How far we've come since the days of registering with a temp agency and waiting by the silent phone for the agency call us with a job we can do. But the phone only rang on sporadic occasions - or after we left the house because we'd grown weary of putting Life on hold while waiting for The Call. Full time, permanent work was the tried and true path with the security of a livable minimum wage, knowing you'd qualified to hold the job you landed, and happy because that also meant you'd gotten your foot in the door. It was possible to rise from the entry-level position by proving yourself worthy with good work and other advancement strategies such as applying for open positions.

After a time, progress gave us a tool to overcome being bound to the house during the business day. We did not have to balance going out on interviews and missing temp agency calls or the call offering The job. The introduction of the answering machine gave us freedom. We could access messages after we got home - after 6 PM!

How far we've come since the days of newspaper classified ads: "Situations for Men" and "Situations for Women." Only men were eligible for the engineering opportunities. There were no typist or secretarial ads in the "Men" section.
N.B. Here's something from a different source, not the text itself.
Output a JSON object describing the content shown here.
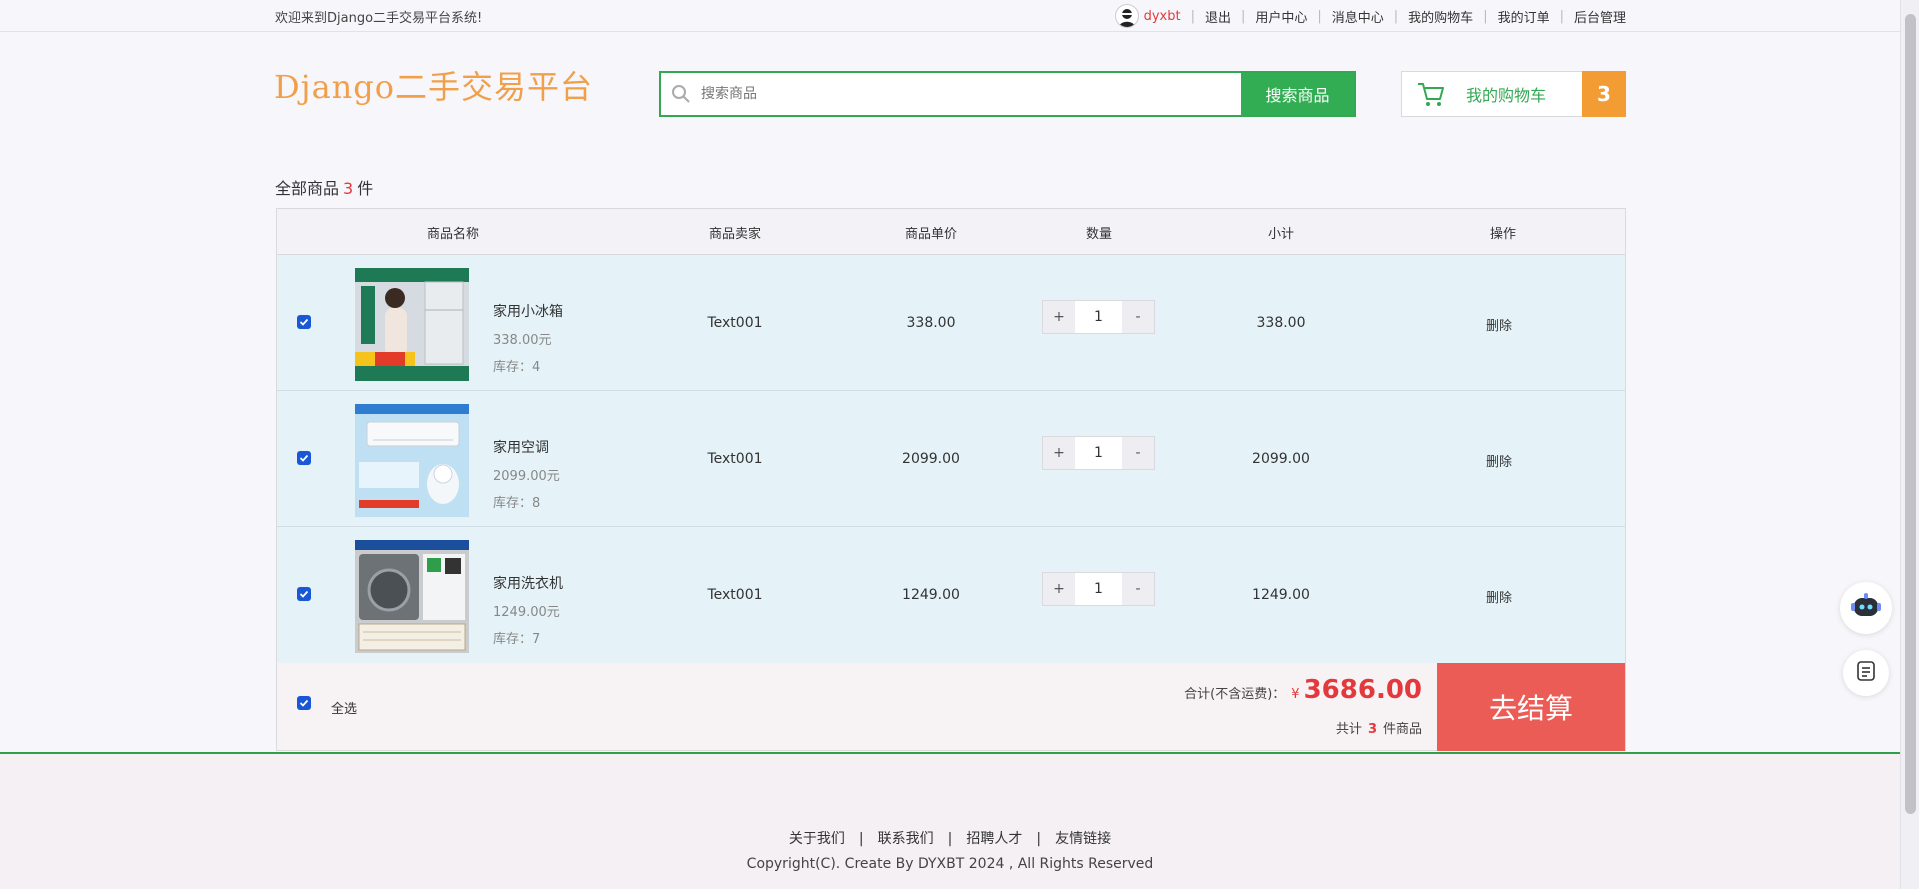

And since the opportunities were not identical, there was no comparing salaries and speculating about why the wages offered for men doing the work was higher than the wages offered to women doing the same tasks and same positions.

The Oakland Fire brought mobility of phones - by necessity. But the cell phone was a coming thing and with it came tele-everything, chips, semiconductors, trans-sumthinnorothers. We could receive notice of those temp situations as they arose. And then the days of banning devices came but quickly went out the back door.

Just look at what the world of online job boards did to the recruiting industry. It led to the advent of online resumes that were searchable! Now LinkedIn profiles can be converted to .PDF files from templates available on the site. It's finally possible to create a profile that reads in a much more cogent manner. Well, depending on how good you are at creating your own resume or profile and how disciplined you can be in whittling in just the right way to craft a notable document you can create a much more cogent document.

Even before we were mature enough to get past discriminatory screening for whatever opportunity was sought, we entered the brave new world of online and televised (Skype) resumes and interviewing. Even photos attached to applications became acceptable for some situations outside of entertainment.

Moving into the world of LinkedIn and Facebook networking was a slap yourself in the face experience because it was such an obvious progression from listservs. Overcome the limiting boundaries of space by developing business relationships via online conversations and exchanges. We should have seen that coming back in the early days of the Internet.

Webinars are not only marketing and educational enrichment tools. They are opportunities for employers to strut their strong points and gain exposure to the types of people they want to attract. Have employers (or even recruiters) become aware of the recruiting and hiring potential of these instruments in their toolboxes?

So what's the next step in sourcing, recruiting, and job search? Is it about to explode because it can given the liberal avenues now available because of technology? Or will opportunities shrink for minority populations because of the xenophobia associated with the newer influxes of immigrants and the stereotypical myths that still constrain our Black and Brown populations to marginalization, low pay, and criminal records for minor offenses?

How liberal are we willing to become as we press deeper into the 21st Century in order to find the skilled and qualified talent?